Besides NCCL which is meant for communication, cuDNN supported by Nvidia CUDA is a deep neural network library and is highly tuned on Nvidia hardware for convolution, activation functions, normalization and RNN in general. cuDNN primitives can provide gains in DOT product, fast forward and backward passes in neural networks. Besides cuDNN, cuBLAS is also a important library which supports basic linear algebra operations for dense matrix multiplication. This library has three levels, level 1 primarily vector operations and provides Dot product acceleration, vector additions, norm calculations and vector swaps. Level-2 is for GEMV which is matric vector multiplication, SYMV/HEMV which is for symmetric/hermitian matrix vector product as a major contribution to ML/LLM workloads, level-3 being most important which contributes to GEMM (matrix to matrix multiplication C=alpha*AB + beta*C), level-3 includes SYMM/HEMM matrix multiplies as well besides hermitian rank-k update.
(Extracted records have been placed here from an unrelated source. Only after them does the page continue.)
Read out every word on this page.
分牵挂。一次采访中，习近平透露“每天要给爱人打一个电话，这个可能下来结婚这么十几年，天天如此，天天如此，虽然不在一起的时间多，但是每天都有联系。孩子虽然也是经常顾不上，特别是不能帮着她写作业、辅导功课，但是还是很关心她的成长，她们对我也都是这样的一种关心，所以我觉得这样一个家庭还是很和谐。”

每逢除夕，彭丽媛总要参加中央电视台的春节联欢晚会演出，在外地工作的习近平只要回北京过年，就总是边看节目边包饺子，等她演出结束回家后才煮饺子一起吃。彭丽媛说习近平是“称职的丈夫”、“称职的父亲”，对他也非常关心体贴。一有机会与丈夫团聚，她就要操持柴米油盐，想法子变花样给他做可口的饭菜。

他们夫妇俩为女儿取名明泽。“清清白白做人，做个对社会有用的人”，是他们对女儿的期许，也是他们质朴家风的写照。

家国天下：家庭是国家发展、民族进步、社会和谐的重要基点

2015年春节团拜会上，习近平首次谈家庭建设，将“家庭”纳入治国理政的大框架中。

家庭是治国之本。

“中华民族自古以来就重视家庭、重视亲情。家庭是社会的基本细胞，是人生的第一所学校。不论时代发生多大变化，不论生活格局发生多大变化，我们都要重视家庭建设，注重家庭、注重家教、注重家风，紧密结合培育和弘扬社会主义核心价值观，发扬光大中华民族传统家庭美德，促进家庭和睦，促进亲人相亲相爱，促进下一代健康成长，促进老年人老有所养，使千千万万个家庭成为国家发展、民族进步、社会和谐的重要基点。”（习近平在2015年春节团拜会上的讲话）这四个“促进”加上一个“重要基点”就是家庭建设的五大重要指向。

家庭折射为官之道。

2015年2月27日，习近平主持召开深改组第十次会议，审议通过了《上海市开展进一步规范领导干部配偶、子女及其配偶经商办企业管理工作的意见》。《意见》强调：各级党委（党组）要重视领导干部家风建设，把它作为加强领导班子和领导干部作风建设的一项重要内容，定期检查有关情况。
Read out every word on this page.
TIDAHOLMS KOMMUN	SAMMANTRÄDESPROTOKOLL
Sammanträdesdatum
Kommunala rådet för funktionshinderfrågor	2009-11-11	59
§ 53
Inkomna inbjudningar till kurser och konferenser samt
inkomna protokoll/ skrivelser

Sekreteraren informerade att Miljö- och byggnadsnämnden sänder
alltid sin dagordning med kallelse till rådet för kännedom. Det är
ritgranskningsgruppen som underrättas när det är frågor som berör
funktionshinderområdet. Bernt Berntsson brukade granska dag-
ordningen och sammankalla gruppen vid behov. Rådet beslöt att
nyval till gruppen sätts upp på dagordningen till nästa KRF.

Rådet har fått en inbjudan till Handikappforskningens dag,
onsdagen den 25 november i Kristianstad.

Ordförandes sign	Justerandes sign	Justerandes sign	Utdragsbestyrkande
Besides these cuBLAS contains Data Move Functions as well.Nvidia also has cuTENSOR library which supports High-performance tensor operations, enabling efficient tensor contractions and computations essential for multi-dimensional tensor operations in LLMs
Alternate framework to cuBLAS are rocBLAS (AMD GPU centric), OpenBLAS (CPU centric or from intel), OneMKL (Intel), besides that Magma (Multi-Core BLAS) provides CPU and GPU hybrid routines.Most frameworks support data types like Int, Float, Double and few support Complex data types.CUTLASS is functionally closest to cuBLAS and GPU-native.
Nvidia has released cuPARSE as well which can accelerate models exploiting sparsity in weight and gradients.
On the closing note TensorRT and TensorRT-LLM frameworks from Nvidia are optimized inference engines especially employing enhanced KV cache usage for inference and calculating attention.